Craven is also the first to acknowledge the timely relevance of this unlearned aesthetic. "I don't think that's a bad thing," he said. "They own it," he said of the "Character Traits" bunch. "They put their own spin on it instead of relying on what's popular at the moment."
That's for certain. Raina Hamner's 2014 "So Much Tenderness Is In My Head, So Much Loneliness In My Bed," featured above, shows two bald men in matching turtlenecks and tangerine heels clasping hands, pants down. Their dangling penises are complimented by eyeballs and noses, so their nether regions resemble two drooling puppies gazing into each other's eyes. If a scorned reader of the 1970s children's books Barbapapas went rogue, this could be the erotic revenge art.
So, what does it mean when some of the most prestigious galleries and museums across the country adorn their halls with genitalia-happy cartoons? Are art world pretensions giving way to the silly, the sick and and the strange? Or is there a more sinister glint to this turn towards the outsider, a fetishization or appropriation that estranges a style from its original imperative?

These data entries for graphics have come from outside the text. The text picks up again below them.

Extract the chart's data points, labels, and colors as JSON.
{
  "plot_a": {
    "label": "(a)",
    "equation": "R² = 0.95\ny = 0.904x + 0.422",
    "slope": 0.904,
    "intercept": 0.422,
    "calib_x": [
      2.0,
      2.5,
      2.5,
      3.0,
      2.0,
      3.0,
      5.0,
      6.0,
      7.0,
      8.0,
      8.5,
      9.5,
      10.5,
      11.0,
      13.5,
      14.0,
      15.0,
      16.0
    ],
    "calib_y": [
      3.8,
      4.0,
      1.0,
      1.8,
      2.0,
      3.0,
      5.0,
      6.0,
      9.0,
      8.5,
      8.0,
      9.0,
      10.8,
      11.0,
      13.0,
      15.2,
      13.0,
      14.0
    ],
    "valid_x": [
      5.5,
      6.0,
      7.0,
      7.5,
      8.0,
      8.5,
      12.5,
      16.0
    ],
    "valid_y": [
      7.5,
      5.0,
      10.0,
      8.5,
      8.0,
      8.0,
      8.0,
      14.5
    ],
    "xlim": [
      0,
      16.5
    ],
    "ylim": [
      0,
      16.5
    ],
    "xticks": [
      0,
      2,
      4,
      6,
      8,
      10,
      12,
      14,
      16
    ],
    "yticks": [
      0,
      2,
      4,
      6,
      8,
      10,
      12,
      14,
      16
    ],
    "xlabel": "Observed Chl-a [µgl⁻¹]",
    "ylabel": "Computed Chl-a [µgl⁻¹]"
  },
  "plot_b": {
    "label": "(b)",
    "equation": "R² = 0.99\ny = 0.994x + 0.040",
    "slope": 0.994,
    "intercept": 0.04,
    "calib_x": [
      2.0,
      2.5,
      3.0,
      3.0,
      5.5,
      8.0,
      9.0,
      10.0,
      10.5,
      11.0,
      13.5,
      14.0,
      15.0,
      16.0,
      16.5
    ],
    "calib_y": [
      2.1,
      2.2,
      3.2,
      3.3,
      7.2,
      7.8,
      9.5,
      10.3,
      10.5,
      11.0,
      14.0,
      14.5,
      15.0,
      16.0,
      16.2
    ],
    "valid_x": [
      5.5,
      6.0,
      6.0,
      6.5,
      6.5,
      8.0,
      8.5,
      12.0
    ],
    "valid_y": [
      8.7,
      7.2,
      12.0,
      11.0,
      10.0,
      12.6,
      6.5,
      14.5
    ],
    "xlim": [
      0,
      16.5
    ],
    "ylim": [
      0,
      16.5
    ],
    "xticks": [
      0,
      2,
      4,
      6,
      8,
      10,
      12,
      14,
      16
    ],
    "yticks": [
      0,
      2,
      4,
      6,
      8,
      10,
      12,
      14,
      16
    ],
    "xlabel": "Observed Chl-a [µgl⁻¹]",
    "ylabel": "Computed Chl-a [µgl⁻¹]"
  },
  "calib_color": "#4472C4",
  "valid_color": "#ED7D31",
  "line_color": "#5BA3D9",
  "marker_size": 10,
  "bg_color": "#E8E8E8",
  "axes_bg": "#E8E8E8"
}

Does bringing fringe culture into the spotlight in some way sanitize it or deactivate it?
The exhibition's content seems to warn against over-thinking, and I'm taking the hint. "Character Traits" is a show of young artists, most of whom are not yet established or mainstream, making work like the stuff they grew up drooling over. If younger artists are opting for more accessible, democratic and underground material instead of haughty art school theses, there's no reason for me to complain.
While "Character Traits" bills itself as a fun exhibition of emerging artists, in reality, it's much more. It's a precise snapshot of the moment the outside successfully squeezes itself in, and let me tell you, it looks good.
The exhibition, featuring work by Nel Aerts, Brian Scott Campbell, Austin Eddy, Austin English, Ryan Michael Ford, Dawn Frasch, Raina Hamner, Sojourner Truth Parsons and D'Metrius Rice, runs until August 14, 2015 at Asya Geisberg Gallery in New York.